In 1964, identification of the psychoactive ingredient in marijuana as Δ⁹-tetrahydrocannabinol (THC) led to the synthesis of related compounds that displayed saturable binding and pharmacology consistent with the existence of a so-called cannabinoid receptor. Some of these agents 8–4 were found to cause a GTP-dependent inhibition of adenylyl cyclase, which suggested that the receptor for cannabinoids is a member of the large superfamily of G protein–coupled receptors. These observations led to the eventual cloning of two cannabinoid receptors known as the CB₁ and CB₂ receptors. CB₁ receptors are found at very high concentrations throughout the brain including the cerebellum, hippocampus, basal ganglia, cortex, brainstem, thalamus, and hypothalamus. This broad anatomic distribution of the CB₁ receptor helps to explain the diverse effects elicited by marijuana 8–2. The CB₂ receptor has low overall homology with CB₁ and is found primarily in immune cells with some limited expression in the brain.

CB₁ and CB₂ receptors couple to effectors by means of G_i/o proteins.

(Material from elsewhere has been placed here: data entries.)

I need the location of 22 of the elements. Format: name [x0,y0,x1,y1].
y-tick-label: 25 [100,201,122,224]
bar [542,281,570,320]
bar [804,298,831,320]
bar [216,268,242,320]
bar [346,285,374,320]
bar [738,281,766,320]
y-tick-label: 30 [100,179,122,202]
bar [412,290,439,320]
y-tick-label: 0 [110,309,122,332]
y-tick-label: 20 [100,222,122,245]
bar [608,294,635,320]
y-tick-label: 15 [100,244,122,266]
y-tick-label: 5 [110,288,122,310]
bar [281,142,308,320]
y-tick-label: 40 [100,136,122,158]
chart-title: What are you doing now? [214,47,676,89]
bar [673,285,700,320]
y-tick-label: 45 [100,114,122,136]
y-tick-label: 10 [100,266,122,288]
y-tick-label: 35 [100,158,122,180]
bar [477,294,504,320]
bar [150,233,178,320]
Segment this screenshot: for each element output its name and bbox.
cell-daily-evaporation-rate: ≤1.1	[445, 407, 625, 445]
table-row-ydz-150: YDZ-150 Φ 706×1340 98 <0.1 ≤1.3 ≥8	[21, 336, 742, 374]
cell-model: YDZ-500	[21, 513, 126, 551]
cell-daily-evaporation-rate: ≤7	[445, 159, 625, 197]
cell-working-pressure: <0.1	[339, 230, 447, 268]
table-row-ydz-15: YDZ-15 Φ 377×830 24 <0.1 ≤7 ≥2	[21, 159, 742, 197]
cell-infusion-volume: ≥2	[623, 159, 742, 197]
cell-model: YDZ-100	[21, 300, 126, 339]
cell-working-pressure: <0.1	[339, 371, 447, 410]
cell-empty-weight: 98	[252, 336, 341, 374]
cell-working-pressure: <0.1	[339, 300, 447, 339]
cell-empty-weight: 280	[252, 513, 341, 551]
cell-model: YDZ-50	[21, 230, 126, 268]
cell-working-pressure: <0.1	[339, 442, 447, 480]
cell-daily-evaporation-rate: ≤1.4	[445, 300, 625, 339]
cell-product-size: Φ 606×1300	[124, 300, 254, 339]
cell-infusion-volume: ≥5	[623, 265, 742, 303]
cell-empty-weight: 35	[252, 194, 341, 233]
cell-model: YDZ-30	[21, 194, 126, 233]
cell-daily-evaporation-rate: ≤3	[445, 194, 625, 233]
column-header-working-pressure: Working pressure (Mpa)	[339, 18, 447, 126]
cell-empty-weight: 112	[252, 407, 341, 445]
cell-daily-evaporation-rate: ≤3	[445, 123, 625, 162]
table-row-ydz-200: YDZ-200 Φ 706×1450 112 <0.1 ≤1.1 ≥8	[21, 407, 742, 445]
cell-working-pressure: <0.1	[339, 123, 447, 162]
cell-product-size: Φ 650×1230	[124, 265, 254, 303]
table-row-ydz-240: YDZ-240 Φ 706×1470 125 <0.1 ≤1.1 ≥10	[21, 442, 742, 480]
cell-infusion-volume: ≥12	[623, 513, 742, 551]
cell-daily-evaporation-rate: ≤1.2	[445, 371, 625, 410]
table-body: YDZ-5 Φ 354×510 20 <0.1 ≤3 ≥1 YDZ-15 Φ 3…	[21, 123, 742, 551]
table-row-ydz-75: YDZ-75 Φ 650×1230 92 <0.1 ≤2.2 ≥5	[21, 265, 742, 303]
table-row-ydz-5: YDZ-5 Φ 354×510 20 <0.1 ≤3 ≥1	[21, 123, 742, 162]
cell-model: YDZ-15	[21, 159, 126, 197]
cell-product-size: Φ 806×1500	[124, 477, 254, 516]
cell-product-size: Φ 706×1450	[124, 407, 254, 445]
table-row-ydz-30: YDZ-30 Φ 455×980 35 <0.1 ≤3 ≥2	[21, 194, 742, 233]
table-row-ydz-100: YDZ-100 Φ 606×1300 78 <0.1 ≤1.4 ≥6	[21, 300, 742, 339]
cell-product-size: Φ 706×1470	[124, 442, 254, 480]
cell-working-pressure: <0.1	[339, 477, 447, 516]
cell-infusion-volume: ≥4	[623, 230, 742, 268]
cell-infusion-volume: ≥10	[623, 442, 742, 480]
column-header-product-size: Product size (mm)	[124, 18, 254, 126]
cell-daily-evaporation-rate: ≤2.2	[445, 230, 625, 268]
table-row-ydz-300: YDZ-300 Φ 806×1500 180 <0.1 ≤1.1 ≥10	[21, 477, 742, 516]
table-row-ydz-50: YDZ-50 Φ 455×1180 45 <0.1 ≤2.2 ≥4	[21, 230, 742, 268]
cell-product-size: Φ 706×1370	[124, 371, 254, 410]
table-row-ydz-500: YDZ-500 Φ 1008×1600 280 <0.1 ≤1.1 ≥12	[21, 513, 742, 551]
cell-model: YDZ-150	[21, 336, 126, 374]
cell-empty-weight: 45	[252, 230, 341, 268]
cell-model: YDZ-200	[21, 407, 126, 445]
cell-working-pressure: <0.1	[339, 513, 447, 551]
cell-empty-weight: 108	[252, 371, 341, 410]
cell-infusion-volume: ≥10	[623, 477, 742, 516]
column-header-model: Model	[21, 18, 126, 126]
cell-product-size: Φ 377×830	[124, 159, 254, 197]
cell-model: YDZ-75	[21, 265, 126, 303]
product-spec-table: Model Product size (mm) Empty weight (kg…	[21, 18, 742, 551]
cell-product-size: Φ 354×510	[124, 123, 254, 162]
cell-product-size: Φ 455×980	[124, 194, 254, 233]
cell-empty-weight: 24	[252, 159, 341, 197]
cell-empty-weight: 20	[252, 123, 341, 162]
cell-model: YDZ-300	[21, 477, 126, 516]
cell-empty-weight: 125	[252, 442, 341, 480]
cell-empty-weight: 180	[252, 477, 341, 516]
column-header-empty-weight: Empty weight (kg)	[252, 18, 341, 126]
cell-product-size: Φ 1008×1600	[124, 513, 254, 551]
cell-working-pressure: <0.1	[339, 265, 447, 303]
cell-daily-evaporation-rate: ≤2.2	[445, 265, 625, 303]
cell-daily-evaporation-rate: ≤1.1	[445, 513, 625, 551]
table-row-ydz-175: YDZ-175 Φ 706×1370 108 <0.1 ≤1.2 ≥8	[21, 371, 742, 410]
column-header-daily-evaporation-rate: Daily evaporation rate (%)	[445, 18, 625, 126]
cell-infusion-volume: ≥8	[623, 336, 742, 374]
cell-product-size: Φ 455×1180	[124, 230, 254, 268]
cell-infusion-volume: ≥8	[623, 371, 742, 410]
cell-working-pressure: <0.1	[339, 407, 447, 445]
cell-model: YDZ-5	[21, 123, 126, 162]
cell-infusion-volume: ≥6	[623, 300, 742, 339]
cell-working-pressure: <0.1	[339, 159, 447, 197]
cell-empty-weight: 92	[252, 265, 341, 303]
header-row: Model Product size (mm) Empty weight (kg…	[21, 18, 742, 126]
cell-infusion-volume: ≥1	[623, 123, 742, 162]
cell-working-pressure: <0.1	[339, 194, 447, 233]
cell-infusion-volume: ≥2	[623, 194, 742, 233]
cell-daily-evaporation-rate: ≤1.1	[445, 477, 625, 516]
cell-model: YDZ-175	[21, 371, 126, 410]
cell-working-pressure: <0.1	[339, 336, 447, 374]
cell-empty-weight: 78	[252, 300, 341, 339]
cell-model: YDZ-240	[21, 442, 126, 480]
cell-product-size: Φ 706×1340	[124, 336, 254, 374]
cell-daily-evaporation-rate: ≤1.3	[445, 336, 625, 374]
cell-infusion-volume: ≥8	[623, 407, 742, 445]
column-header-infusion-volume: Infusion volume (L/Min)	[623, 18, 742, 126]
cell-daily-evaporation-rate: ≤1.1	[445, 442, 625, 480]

Like other receptors that couple with these G proteins, CB₁ receptors inhibit adenylyl cyclase and, depending on the cell type, inhibit voltage-gated Ca²⁺ channels or stimulate inwardly rectifying K⁺ channels. As they are primarily found on presynaptic terminals of both excitatory and inhibitory neurons, activation of CB₁ receptors inhibits transmitter release and thereby synaptic transmission in a wide range of brain regions.

The identification of cannabinoid receptors led to the speculation that an endogenous cannabinoid-like substance might exist; such speculation was partly based on the discovery of endogenous opioid peptides soon after the detection of opioid receptors (Chapter 7). Because cannabinoids are highly lipophilic, the search for an endogenous substance focused on membrane extracts from the brain. This led to the identification of two substances, anandamide and 2-arachidonylglycerol (2-AG), which function as endogenous cannabinoids or endocannabinoids: they are released in response to neural activity and activate CB₁ receptors. As shown in 8–5A, both anandamide and 2-AG are thought to be synthesized from membrane-derived lipid precursors. Abundant evidence suggests that their release from postsynaptic neurons is coupled to their synthesis. Specifically, in a variety of cell types, strong depolarization leads to Ca²⁺ influx via voltage-dependent Ca²⁺ channels and this in turn causes activation of the enzymes responsible for generating anandamide or 2-AG 8–6. In certain cell types, the generation of these endocannabinoids can also be stimulated by activation of postsynaptic G protein–coupled receptors, specifically G_q-linked metabotropic glutamate receptors or muscarinic receptors 8–6.